“Is it my sinusitis or a cold?”, how do you tell between the two? Here’s a simple, straightforward way to find out.
A cold will feature a variety of symptoms (some of which are self-self-explainatory). With this variety, you can compare whether or not you have a cold or a sinus infection.
Sinus Infection Symptoms :
Sinusitis is the medical terminology for sinus infection. Prompt diagnosis and timely treatment is crucial to prevent chronicity of the complaint.
(Quick Tip: Try to refrain touching your nose when you have a cold; use tissues! Touching your nose can lead to bacteria growth causing a sinus infection.)
- Stuffy Nose
- Increased Mucus Levels
- Sore Throat
- Swollen Sinuses
Lots of symptoms right? Now lets throw a list down of sinus infection symptoms you should be aware of.
Symptoms of Sinusitis :
- Slightly Dizzy (Getting Up / Shifting Positions)
- Decreased Ability To Smell
- Pressure Behind The Eyes & Cheeks
- A Stuffy / Runny Nose Lasting More Than A Week.

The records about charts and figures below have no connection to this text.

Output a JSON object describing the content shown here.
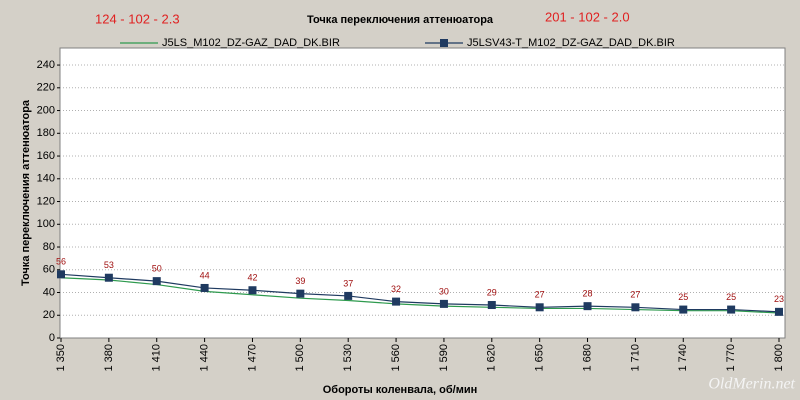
{
  "chart_data": {
    "type": "line",
    "title": "Точка переключения аттенюатора",
    "annotations": [
      "124 - 102 - 2.3",
      "201 - 102 - 2.0"
    ],
    "watermark": "OldMerin.net",
    "xlabel": "Обороты коленвала, об/мин",
    "ylabel": "Точка переключения аттенюатора",
    "categories": [
      "1 350",
      "1 380",
      "1 410",
      "1 440",
      "1 470",
      "1 500",
      "1 530",
      "1 560",
      "1 590",
      "1 620",
      "1 650",
      "1 680",
      "1 710",
      "1 740",
      "1 770",
      "1 800"
    ],
    "series": [
      {
        "name": "J5LS_M102_DZ-GAZ_DAD_DK.BIR",
        "color": "#2e9a4e",
        "marker": false,
        "show_labels": false,
        "values": [
          53,
          51,
          47,
          41,
          38,
          35,
          33,
          30,
          28,
          27,
          26,
          26,
          25,
          24,
          24,
          22
        ]
      },
      {
        "name": "J5LSV43-T_M102_DZ-GAZ_DAD_DK.BIR",
        "color": "#1f3a60",
        "marker": true,
        "show_labels": true,
        "values": [
          56,
          53,
          50,
          44,
          42,
          39,
          37,
          32,
          30,
          29,
          27,
          28,
          27,
          25,
          25,
          23
        ]
      }
    ],
    "ylim": [
      0,
      255
    ],
    "yticks": [
      0,
      20,
      40,
      60,
      80,
      100,
      120,
      140,
      160,
      180,
      200,
      220,
      240
    ],
    "grid": true
  }
}
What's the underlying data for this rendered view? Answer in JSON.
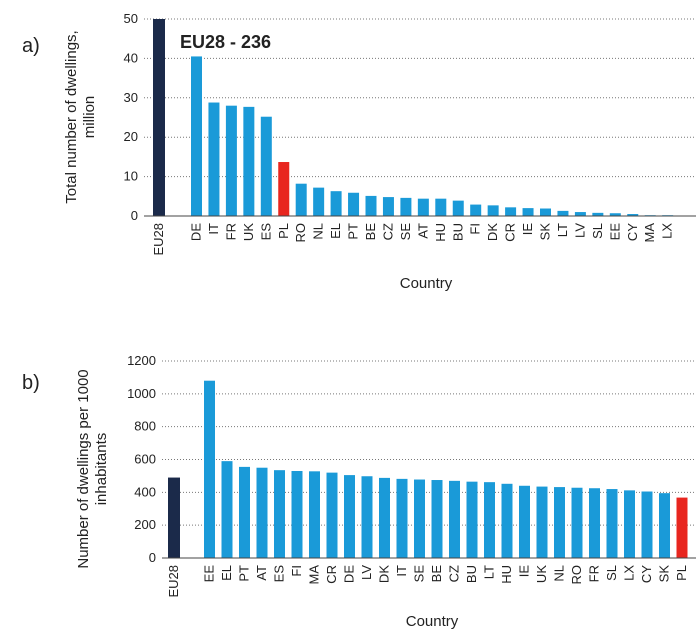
{
  "colors": {
    "aggregate": "#1b2a4a",
    "country": "#1a9ad8",
    "highlight": "#e8261f"
  },
  "charts": [
    {
      "panel_label": "a)",
      "type": "bar",
      "annotation": "EU28 - 236",
      "ylabel_lines": [
        "Total number of  dwellings,",
        "million"
      ],
      "xlabel": "Country",
      "ylim": [
        0,
        50
      ],
      "yticks": [
        0,
        10,
        20,
        30,
        40,
        50
      ],
      "grid": true,
      "aggregate": {
        "label": "EU28",
        "value": 236
      },
      "categories": [
        "DE",
        "IT",
        "FR",
        "UK",
        "ES",
        "PL",
        "RO",
        "NL",
        "EL",
        "PT",
        "BE",
        "CZ",
        "SE",
        "AT",
        "HU",
        "BU",
        "FI",
        "DK",
        "CR",
        "IE",
        "SK",
        "LT",
        "LV",
        "SL",
        "EE",
        "CY",
        "MA",
        "LX"
      ],
      "values": [
        40.5,
        28.8,
        28.0,
        27.7,
        25.2,
        13.7,
        8.2,
        7.2,
        6.3,
        5.9,
        5.1,
        4.8,
        4.6,
        4.4,
        4.4,
        3.9,
        2.9,
        2.7,
        2.2,
        2.0,
        1.9,
        1.3,
        1.0,
        0.8,
        0.7,
        0.5,
        0.2,
        0.2
      ],
      "highlight": "PL"
    },
    {
      "panel_label": "b)",
      "type": "bar",
      "annotation": "",
      "ylabel_lines": [
        "Number of dwellings per 1000",
        "inhabitants"
      ],
      "xlabel": "Country",
      "ylim": [
        0,
        1200
      ],
      "yticks": [
        0,
        200,
        400,
        600,
        800,
        1000,
        1200
      ],
      "grid": true,
      "aggregate": {
        "label": "EU28",
        "value": 490
      },
      "categories": [
        "EE",
        "EL",
        "PT",
        "AT",
        "ES",
        "FI",
        "MA",
        "CR",
        "DE",
        "LV",
        "DK",
        "IT",
        "SE",
        "BE",
        "CZ",
        "BU",
        "LT",
        "HU",
        "IE",
        "UK",
        "NL",
        "RO",
        "FR",
        "SL",
        "LX",
        "CY",
        "SK",
        "PL"
      ],
      "values": [
        1080,
        590,
        555,
        550,
        535,
        530,
        528,
        520,
        505,
        498,
        488,
        482,
        478,
        475,
        470,
        465,
        462,
        452,
        440,
        435,
        432,
        428,
        425,
        420,
        412,
        405,
        395,
        368
      ],
      "highlight": "PL"
    }
  ]
}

Ok loads of information and lots of leads to start with. Lets simplify what a cold is and what a sinus infection is.
Colds are one of the most known viruses out there. Everyone gets colds, but because it is a virus; antibiotics can not help. Although, your local pharmacy should have some over-the-counter meds to make you feel better. Colds will more than likely clear up within 10 days or less. Any longer, you should go to your doctor to check out the possibility of a sinus infection.
Sinus Infections :
Ok, so sinus infections are usually caused by a bacterial or fungal invasions. Some are caused by a virus or allergies. There are distinct factors between the two though (Colds & Sinus Infections). Sinus infections can get dangerous if not treated. Mucus and bacteria can back up into your nasal passages to where a “nasal drip” could cause pneumonia to form in your lungs.
(Note: To clear things up, pneumonia is a viral or bacterial infection within the lungs that cause inflammation and hardening of the air sacs due to puss.)
Ok so not a very favorable condition as you can see. Sinus infections will exhibit pressure in the cheeks and behind the eyes. Most infections are acute sinus infections and can be treated with a very simple course of antibiotics.